Identité ou écologie : quels seront les thèmes de prédilection de la présidentielle ?
Identité ou écologie : quels seront les thèmes de prédilection de la présidentielle ? © Getty / picture alliance

Chaque élection, bien sûr, était multithématique, avec des sujets de gouvernance, de sécurité, de nouvelles libertés mais au fond le thème central était bien l’emploi. Ce n’est plus le cas. Serions-nous résignés ? Ou la lente décrue du chômage depuis 2016 (épisode Covid excepté) nous ferait-elle changer de priorité ? 

Alors quel thème va dominer cette campagne ? 

L’été nous renseigne, pour ce début de campagne au moins. En dehors de la pandémie pour laquelle il est impossible de lire l’impact électoral, deux thèmes se font face : l’écologie et l’identité. Les questions économiques deviennent l’intendance de ces deux exigences. Les thèmes sociaux, leurs conséquences. 

Contrairement à la gauche et à la droite d’antan (porteuses de visions globales),  l’écologie et l’identité sont des priorités concurrentes, des réponses à des dangers perçus comme vitaux. Défendre d’abord l’une ou l’autre dit beaucoup du monde que l’on souhaite.

L’été nous renseigne parce que chacun a (encore un peu plus) mesuré les effets du dérèglement climatique. D’autre part l’Afghanistan, l’accueil ou non des réfugiés, nourrit le débat identitaire de la rentrée. 

On est parti sur ces deux rails identité/écologie

Doit-on s’écharper en permanence sur les dérives d’un antiracisme intersectionnel caricatural et ultra minoritaire, comme si notre survie en dépendait ? Ou doit-on se concentrer sur la façon (forcément déstabilisatrice) de faire face au dérèglement climatique et proposer (comme la France aime à le faire depuis les Lumières et la Révolution ?) un nouveau contrat social ? 

Certes c’est plus immédiatement facile (pour les médias, les politiques… Et pour chacun sur les réseaux sociaux) de faire de l’audience, du clic, en s’insurgeant d’un burkini provocateur, d’une réunion groupusculaire non mixte, de faire passer la dizaine de milliers de réfugiés afghans pour une submersion… plus facile (et plus tweetable) que de se demander comment rendre nos productions plus durables, nos transports moins énergivores, comment moins et mieux consommer ?

Au vu des enjeux et des menaces, c’est l’environnement qui devrait dominer nos débats, en être la matrice

Et c’est au sein même de la question environnementale que devrait se dessiner le clivage pertinent. Il y a de quoi régénérer droite et gauche avec ce thème englobant. L’identité (les questions migratoires, notre alimentation par exemple) sont à traiter dans le cadre du  sujet environnemental.  

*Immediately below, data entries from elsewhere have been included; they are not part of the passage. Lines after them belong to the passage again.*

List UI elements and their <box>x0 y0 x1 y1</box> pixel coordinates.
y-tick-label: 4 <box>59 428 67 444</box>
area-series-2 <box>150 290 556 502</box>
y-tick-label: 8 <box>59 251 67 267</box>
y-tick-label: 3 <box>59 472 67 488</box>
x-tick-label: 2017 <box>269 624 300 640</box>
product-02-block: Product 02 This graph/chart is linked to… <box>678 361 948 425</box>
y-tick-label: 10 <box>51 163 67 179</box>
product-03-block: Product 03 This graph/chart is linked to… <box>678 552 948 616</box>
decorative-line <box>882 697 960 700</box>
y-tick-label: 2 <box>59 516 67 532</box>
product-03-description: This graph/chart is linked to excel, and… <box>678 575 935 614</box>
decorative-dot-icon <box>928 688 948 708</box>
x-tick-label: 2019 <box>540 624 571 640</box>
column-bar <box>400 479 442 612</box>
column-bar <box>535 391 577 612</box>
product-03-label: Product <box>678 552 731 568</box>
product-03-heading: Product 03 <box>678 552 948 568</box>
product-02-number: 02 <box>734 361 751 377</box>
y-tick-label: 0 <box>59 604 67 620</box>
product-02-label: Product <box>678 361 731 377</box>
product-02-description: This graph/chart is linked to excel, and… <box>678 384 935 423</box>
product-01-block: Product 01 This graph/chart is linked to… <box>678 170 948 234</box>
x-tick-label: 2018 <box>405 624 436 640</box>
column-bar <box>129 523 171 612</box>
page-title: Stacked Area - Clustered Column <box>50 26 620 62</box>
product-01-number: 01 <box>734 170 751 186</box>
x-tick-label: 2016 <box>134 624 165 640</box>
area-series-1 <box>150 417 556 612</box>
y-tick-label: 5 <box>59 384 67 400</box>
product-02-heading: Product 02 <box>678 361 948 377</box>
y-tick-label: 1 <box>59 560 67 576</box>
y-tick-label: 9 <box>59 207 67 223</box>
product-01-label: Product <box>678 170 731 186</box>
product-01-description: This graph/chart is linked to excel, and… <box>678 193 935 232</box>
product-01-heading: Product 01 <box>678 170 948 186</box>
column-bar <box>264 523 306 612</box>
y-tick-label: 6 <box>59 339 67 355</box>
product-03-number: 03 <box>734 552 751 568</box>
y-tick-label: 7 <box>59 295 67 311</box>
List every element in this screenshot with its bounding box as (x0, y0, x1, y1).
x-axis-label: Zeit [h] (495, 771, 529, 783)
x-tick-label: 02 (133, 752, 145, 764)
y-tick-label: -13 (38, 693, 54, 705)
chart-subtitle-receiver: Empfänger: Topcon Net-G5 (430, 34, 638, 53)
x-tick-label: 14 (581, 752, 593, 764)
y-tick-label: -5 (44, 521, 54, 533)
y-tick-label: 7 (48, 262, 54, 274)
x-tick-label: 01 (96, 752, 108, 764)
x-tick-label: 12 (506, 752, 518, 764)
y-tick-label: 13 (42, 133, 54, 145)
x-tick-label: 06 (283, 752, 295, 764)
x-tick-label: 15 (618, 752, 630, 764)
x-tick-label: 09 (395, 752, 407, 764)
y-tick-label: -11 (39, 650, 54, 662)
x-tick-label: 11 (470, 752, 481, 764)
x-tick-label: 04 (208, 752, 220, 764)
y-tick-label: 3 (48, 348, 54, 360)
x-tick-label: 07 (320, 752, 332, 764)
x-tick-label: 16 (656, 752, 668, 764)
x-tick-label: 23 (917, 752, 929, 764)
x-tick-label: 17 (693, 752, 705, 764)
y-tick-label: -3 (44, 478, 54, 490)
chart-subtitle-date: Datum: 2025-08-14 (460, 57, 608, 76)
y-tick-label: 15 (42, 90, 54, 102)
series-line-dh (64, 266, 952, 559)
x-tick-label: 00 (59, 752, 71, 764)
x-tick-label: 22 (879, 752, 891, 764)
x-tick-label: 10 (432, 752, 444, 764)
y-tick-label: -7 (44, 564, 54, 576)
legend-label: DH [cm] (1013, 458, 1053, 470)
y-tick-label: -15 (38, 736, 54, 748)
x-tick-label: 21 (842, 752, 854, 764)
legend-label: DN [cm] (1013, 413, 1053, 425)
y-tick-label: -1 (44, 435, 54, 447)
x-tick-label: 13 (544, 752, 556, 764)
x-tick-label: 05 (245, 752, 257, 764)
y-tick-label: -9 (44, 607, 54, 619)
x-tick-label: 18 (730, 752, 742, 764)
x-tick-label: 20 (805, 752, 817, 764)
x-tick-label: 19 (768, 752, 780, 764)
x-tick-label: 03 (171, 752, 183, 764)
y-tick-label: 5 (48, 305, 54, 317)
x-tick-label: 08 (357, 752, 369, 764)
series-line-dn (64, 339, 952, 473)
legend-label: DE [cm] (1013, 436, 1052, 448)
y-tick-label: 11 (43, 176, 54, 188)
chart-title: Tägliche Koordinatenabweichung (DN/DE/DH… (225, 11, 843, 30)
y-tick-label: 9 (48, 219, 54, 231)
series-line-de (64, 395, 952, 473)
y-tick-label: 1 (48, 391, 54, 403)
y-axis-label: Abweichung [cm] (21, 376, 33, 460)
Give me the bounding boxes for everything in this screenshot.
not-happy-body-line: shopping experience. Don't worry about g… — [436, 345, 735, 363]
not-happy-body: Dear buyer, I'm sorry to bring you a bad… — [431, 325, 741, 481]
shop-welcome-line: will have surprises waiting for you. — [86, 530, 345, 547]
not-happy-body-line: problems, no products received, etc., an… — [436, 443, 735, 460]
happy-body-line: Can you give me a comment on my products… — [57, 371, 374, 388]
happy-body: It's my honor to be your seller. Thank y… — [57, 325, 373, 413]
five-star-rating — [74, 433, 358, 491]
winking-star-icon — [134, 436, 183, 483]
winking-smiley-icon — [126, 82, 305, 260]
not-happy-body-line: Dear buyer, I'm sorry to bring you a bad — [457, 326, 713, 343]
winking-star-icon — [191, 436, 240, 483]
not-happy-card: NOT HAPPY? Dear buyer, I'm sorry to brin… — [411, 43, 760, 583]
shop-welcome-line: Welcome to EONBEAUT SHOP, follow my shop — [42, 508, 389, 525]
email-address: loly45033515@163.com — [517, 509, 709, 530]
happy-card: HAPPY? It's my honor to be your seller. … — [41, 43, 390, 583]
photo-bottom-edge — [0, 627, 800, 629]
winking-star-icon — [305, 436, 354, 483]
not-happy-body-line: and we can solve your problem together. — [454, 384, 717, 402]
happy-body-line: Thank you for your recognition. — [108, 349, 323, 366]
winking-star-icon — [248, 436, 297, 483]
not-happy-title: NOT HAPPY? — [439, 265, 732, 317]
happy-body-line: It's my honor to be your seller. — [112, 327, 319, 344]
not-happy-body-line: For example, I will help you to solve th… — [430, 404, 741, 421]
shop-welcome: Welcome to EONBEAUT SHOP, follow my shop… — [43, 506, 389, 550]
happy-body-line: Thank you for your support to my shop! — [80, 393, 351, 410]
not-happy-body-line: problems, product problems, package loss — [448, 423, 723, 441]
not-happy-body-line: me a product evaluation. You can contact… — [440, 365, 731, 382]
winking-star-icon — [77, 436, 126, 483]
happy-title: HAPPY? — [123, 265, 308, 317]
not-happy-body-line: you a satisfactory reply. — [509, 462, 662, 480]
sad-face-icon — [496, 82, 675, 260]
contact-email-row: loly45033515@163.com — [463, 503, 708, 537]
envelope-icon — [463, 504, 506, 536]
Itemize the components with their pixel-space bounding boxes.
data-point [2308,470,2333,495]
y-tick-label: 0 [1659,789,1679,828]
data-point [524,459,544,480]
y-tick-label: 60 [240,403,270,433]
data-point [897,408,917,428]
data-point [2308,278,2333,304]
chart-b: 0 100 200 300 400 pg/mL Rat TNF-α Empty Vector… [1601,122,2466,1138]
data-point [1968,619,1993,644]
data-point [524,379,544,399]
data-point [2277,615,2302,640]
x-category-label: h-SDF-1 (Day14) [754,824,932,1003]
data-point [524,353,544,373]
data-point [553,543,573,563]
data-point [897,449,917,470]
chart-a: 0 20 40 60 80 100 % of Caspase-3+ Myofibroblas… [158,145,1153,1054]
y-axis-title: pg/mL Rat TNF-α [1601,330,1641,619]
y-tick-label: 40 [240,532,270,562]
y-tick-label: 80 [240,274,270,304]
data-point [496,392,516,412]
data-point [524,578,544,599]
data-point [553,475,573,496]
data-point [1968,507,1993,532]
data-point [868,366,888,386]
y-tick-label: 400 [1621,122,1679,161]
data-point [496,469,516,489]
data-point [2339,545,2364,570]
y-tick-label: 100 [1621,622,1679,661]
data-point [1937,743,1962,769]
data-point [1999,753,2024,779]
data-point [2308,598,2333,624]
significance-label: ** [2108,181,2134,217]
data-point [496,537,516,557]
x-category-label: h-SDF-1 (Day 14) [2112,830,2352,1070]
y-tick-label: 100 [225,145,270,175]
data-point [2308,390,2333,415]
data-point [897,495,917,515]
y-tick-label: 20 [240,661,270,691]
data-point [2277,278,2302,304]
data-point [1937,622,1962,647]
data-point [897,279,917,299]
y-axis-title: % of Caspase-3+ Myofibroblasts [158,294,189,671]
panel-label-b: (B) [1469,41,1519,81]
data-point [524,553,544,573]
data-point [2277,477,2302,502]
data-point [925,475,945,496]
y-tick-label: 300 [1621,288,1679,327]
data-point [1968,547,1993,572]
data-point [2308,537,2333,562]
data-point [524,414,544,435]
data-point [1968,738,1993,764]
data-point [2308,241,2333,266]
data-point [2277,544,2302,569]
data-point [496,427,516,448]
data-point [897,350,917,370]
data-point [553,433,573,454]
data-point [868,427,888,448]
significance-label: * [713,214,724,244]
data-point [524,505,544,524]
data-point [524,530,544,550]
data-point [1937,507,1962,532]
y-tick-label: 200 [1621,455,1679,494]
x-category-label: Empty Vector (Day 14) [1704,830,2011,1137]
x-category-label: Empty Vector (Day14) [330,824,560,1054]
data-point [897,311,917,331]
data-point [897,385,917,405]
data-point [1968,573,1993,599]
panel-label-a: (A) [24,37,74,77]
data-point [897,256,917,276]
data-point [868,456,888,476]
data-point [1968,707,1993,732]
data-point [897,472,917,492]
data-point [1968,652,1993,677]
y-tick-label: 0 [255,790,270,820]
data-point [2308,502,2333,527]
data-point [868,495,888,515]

Les thèmes de l’égalité et de la justice sociale aussi

La campagne s’annonce vertigineuse parce qu’il ne s’agit plus de l’alternance pendulaire gauche/droite mais bien de préparer un tout autre monde. Le solide rapport du GIEC (dont plus personne de sérieux ne conteste la portée) devrait –en toute logique- être la base des programmes de tous les candidats… En toute logique.